The impact of pollutant as selection pressure on conjugative transfer of dioxin-catabolic plasmids harbored by Rhodococcus sp. strain p52

Plasmid-mediated bioaugmentation has potential application in the cleanup of recalcitrant environmental pollutants. In this study, we examined the influence of various contaminants (in different categories or different amounts) as a selection pressure on the spread of catabolic plasmids within an activated sludge bacteria community bioaugmented with Rhodococcus sp. strain p52 harboring pDF01 and pDF02. The distinguishable genera of transconjugants were isolated under the stresses of phenanthrene, dibenzothiophene, and dibenzo-p-dioxin. The three contaminants exerted different degrees of influence on the activated sludge bacteria bearing the catabolic plasmids. The relatively high ratios of transconjugant-bearing catabolic plasmids were detected in the reactor fed with dibenzo-p-dioxin. As dibenzo-p-dioxin from 10 to 80 mg/L was fed into the reactors, the ratios of transconjugant-bearing catabolic plasmids increased. Additionally, levels of ROS and extracellular LDH of activated sludge bacteria in the contaminants-fed reactors increased, comparing with that in the control reactor, indicating that the contaminants exerted toxicity which promoted the cell membrane permeability of the activated sludge bacteria.

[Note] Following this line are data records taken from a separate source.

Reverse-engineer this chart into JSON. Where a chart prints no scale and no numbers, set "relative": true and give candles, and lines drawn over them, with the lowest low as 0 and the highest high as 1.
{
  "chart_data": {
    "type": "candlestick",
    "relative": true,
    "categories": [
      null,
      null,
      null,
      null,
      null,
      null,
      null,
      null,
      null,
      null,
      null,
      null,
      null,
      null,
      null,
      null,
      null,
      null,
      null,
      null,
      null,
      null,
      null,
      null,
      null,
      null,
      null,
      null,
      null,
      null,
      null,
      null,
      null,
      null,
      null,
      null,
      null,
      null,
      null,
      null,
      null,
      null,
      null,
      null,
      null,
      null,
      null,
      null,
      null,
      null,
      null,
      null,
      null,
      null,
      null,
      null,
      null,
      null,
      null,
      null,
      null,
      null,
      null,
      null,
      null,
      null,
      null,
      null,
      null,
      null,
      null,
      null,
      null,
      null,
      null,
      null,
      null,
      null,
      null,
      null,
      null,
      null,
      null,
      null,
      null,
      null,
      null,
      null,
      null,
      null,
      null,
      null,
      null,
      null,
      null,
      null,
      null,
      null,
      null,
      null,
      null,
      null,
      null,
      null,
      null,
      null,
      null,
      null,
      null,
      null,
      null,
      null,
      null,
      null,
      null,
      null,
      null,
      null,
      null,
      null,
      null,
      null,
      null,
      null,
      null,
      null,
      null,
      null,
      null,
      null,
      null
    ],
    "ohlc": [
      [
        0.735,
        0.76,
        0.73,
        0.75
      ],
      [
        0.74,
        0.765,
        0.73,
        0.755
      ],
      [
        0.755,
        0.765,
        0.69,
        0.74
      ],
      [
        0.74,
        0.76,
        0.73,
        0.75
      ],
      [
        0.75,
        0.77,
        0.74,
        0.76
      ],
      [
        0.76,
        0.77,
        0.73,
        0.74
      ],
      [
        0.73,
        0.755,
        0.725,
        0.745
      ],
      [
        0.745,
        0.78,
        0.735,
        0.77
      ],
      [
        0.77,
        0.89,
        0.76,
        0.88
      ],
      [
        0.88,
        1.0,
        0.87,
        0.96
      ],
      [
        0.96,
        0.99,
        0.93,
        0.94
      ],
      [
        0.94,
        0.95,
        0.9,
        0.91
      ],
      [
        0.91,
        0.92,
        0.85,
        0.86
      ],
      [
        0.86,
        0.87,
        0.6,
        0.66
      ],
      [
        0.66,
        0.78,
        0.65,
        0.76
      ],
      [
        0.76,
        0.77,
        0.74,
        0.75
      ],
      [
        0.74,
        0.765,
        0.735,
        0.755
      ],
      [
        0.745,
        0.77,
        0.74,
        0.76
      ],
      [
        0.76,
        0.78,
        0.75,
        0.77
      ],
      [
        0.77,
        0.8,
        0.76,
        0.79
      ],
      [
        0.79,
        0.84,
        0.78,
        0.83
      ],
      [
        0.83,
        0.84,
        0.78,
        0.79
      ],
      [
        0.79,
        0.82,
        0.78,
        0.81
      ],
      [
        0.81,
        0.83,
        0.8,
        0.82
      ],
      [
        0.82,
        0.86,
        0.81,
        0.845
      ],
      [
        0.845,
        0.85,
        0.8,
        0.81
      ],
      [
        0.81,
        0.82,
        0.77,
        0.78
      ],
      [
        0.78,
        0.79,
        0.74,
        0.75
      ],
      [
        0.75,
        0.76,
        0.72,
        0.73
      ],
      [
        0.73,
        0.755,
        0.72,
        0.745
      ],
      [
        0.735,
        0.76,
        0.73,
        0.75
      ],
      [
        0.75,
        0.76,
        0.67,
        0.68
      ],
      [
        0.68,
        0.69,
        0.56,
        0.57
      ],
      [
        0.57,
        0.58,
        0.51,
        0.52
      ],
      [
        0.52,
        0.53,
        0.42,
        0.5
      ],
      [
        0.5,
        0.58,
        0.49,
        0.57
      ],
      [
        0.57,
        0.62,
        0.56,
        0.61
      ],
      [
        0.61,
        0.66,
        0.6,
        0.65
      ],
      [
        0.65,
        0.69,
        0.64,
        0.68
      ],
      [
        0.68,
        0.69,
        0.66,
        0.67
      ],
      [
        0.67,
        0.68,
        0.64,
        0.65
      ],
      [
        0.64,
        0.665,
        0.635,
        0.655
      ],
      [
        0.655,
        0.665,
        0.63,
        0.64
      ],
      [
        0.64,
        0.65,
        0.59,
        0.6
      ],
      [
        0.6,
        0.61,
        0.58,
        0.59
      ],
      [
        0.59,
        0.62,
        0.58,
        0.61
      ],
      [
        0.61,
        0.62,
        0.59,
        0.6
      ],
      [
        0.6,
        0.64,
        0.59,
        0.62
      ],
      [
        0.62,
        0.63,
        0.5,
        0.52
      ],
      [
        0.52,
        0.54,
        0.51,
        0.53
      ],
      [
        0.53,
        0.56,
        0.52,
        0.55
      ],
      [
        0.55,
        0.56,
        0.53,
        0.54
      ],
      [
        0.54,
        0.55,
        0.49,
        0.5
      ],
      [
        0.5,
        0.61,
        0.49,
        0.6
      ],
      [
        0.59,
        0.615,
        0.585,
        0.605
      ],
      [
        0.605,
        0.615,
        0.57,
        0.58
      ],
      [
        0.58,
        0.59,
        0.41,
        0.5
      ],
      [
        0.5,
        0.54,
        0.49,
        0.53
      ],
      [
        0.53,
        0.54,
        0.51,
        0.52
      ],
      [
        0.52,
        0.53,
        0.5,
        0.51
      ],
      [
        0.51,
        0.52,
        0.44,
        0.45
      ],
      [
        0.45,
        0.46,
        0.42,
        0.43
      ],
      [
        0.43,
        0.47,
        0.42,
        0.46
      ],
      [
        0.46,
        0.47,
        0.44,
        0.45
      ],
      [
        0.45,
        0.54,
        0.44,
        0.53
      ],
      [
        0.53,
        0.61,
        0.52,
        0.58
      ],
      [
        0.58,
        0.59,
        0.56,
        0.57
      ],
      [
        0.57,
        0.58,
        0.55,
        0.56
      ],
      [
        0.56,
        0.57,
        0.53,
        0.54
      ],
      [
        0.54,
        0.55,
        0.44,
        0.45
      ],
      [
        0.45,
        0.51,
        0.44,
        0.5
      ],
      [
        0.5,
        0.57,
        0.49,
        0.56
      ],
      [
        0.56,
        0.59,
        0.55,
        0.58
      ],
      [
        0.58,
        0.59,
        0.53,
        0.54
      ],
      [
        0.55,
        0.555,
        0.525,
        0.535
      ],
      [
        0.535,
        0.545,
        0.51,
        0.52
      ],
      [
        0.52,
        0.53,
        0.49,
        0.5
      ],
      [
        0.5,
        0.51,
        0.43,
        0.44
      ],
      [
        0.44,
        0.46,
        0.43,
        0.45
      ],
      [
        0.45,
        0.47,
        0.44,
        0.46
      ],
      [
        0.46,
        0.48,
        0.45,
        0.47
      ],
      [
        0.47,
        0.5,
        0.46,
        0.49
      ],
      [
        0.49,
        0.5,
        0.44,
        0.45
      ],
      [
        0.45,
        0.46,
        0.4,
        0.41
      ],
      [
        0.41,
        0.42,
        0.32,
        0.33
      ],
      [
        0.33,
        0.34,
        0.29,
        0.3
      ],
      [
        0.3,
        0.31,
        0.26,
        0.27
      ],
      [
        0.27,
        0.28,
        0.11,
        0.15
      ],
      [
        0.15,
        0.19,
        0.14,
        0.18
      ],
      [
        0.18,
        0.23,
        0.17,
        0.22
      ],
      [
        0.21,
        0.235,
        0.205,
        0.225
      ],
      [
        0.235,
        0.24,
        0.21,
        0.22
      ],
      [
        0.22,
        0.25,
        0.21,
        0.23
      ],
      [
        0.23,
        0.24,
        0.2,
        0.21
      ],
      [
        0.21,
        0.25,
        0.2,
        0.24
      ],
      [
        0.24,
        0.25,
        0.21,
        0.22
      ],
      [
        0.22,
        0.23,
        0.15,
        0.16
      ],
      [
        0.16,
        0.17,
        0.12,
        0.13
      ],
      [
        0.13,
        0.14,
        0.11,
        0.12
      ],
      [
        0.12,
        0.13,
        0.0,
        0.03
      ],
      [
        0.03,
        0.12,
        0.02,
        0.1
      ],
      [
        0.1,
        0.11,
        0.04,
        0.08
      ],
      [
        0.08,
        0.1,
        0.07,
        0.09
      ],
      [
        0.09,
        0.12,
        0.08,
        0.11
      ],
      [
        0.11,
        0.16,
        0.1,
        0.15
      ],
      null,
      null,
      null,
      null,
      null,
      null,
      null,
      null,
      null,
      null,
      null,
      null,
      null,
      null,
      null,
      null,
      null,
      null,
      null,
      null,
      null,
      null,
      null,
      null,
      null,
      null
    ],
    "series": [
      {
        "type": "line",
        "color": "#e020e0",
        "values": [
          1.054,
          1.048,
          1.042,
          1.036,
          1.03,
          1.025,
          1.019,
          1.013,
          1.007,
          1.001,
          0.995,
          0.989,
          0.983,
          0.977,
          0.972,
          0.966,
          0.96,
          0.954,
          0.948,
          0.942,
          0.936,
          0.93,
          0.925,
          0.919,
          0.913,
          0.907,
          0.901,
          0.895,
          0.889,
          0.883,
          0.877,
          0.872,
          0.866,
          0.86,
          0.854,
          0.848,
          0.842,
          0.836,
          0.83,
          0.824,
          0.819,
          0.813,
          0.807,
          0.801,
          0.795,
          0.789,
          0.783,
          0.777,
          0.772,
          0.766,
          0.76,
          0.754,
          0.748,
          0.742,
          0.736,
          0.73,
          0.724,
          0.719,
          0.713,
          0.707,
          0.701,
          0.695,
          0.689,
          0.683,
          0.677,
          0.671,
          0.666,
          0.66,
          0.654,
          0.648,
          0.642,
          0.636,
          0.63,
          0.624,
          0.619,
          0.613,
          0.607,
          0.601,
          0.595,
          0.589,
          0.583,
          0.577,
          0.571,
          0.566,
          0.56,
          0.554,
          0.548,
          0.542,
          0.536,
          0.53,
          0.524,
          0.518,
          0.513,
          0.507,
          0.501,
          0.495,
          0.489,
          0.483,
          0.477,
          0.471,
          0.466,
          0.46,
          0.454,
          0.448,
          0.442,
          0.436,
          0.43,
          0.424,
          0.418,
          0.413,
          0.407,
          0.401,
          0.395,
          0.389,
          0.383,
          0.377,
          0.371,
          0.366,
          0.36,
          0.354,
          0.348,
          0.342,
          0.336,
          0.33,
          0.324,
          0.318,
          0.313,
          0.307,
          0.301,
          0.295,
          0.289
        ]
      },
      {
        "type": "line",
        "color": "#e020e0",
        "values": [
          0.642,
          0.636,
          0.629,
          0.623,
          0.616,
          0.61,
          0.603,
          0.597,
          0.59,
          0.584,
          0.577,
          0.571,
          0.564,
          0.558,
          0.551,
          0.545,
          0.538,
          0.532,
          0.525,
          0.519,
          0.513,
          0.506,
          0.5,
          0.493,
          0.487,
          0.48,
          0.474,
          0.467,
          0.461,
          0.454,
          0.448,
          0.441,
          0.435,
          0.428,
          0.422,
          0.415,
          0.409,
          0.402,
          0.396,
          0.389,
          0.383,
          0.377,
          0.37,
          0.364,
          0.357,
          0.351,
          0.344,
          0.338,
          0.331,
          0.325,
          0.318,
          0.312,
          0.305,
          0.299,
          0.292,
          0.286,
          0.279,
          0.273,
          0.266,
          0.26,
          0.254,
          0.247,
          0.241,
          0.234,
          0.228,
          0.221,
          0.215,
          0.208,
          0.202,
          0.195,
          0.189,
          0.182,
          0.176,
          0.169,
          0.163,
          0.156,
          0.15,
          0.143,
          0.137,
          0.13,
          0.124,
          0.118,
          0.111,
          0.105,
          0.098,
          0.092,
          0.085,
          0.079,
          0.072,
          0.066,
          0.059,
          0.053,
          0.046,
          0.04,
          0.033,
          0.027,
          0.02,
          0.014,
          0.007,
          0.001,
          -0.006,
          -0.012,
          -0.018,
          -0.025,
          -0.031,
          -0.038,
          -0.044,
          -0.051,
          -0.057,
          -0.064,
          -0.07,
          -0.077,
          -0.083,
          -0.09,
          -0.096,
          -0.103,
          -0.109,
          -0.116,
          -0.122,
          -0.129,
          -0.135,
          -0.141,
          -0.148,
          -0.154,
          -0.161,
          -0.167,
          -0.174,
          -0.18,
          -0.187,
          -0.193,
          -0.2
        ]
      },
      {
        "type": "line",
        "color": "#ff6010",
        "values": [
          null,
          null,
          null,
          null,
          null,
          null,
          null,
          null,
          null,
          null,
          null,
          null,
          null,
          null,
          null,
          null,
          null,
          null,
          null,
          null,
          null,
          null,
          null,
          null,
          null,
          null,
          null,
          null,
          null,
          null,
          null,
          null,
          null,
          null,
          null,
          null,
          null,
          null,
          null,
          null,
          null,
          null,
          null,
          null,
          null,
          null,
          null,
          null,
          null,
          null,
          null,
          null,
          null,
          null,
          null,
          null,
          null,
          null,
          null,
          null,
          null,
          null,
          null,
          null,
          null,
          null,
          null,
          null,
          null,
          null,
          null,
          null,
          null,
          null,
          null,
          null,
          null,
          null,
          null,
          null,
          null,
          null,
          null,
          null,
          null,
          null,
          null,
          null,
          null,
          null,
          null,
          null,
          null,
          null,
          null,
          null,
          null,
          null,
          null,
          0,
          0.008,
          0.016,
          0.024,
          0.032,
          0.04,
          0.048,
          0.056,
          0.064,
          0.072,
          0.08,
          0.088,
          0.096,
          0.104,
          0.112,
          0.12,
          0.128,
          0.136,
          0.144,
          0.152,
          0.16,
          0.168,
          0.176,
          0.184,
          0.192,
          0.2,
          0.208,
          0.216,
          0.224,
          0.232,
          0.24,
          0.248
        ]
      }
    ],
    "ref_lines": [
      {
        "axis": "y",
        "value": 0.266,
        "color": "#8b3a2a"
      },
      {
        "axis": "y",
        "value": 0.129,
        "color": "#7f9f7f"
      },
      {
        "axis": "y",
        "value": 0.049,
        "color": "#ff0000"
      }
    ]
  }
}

Our study provides a characterization of the recalcitrant contaminants as a selection pressure that can modulate catabolic plasmid transfer during genetic bioaugmentation for the removal of contaminants.

Automated summary

Plasmid-mediated bioaugmentation can effectively remove recalcitrant contaminants, with different contaminants exerting varying degrees of influence on the spread of catabolic plasmids within activated sludge bacteria. High levels of dibenzo-p-dioxin led to a significant increase in the proportion of transconjugants bearing catabolic plasmids. The contaminants also increased levels of ROS and extracellular LDH, indicating their toxicity and impact on cell membrane permeability in bacteria.